We currently run aerospike on bare metal using the docker engine that comes with Centos 7: docker-1.10.3-44.el7.centos.x86_64
We use host networking in docker for the aerospike container, so the container sees all the host’s network interfaces, including those created for other docker containers that use bridge networking.
Due to various internal reasons, we have lots of other docker containers on that server that may restart rapidly. This causes many veth* interfaces to be created and destroyed in a short amount of time. It appears that seemingly randomly during some container shutdowns/destructions, there’s a pause where it takes a a few seconds for the docker container to be destroyed. I noticed this when manually creating and destroying containers by starting up a new container running and logging out of it. The pause would happen after logging out but before I was returned to the host bash shell. I’m not sure of the exact cause, but when this happens, our aerospike server crashes. If I just manually create and destroy containers for a while, whenever I get that random pause, aerospike dies. It outputs this message: Oct 12 2016 05:50:04 GMT: CRITICAL (cf:socket): (socket.c:2051) Unexpected legacy-enumerated interface vethXXXXXX
Note that it may not be a veth device, it could also be a br-XXXX device or some other network device that causes the error.
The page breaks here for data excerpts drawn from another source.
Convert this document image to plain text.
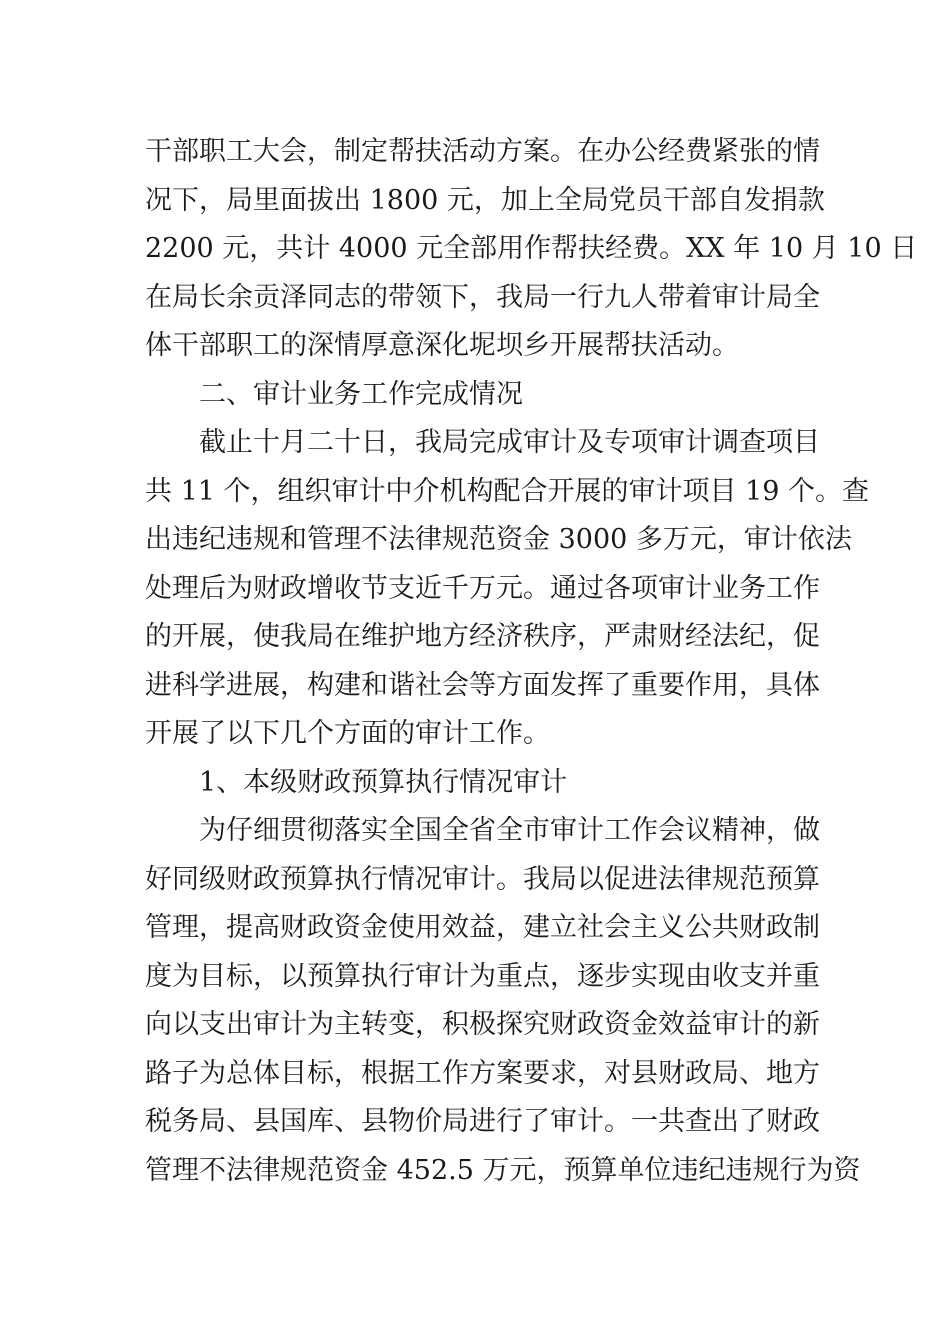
干部职工大会，制定帮扶活动方案。在办公经费紧张的情
况下，局里面拔出 1800 元，加上全局党员干部自发捐款
2200 元，共计 4000 元全部用作帮扶经费。XX 年 10 月 10 日
在局长余贡泽同志的带领下，我局一行九人带着审计局全
体干部职工的深情厚意深化坭坝乡开展帮扶活动。
二、审计业务工作完成情况
截止十月二十日，我局完成审计及专项审计调查项目
共 11 个，组织审计中介机构配合开展的审计项目 19 个。查
出违纪违规和管理不法律规范资金 3000 多万元，审计依法
处理后为财政增收节支近千万元。通过各项审计业务工作
的开展，使我局在维护地方经济秩序，严肃财经法纪，促
进科学进展，构建和谐社会等方面发挥了重要作用，具体
开展了以下几个方面的审计工作。
1、本级财政预算执行情况审计
为仔细贯彻落实全国全省全市审计工作会议精神，做
好同级财政预算执行情况审计。我局以促进法律规范预算
管理，提高财政资金使用效益，建立社会主义公共财政制
度为目标，以预算执行审计为重点，逐步实现由收支并重
向以支出审计为主转变，积极探究财政资金效益审计的新
路子为总体目标，根据工作方案要求，对县财政局、地方
税务局、县国库、县物价局进行了审计。一共查出了财政
管理不法律规范资金 452.5 万元，预算单位违纪违规行为资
We haven’t had this problem on our other servers where we run aerospike in production under docker, but those other servers do not have docker containers being rapidly created and destroyed. Note that when I say rapidly, I mean up to 25 may be created or destroyed at the same time in batches depending on how things time out. In addition, the enumerate_inter() function appears to be called about every 30 seconds on our server instance, so the chance of it being called during a docker container going up or down is relatively high.
I removed the PARANOIA code, recompiled 3.10.0, built the rpm, and put it on the affected server. So far we’ve had no problems. I’m not sure what affects that might have though. The interface we use for aerospike is statically configured via the host’s network set up. So, its interface and IP shouldn’t every change in any way after host startup unless a manual change is made.
Any thoughts?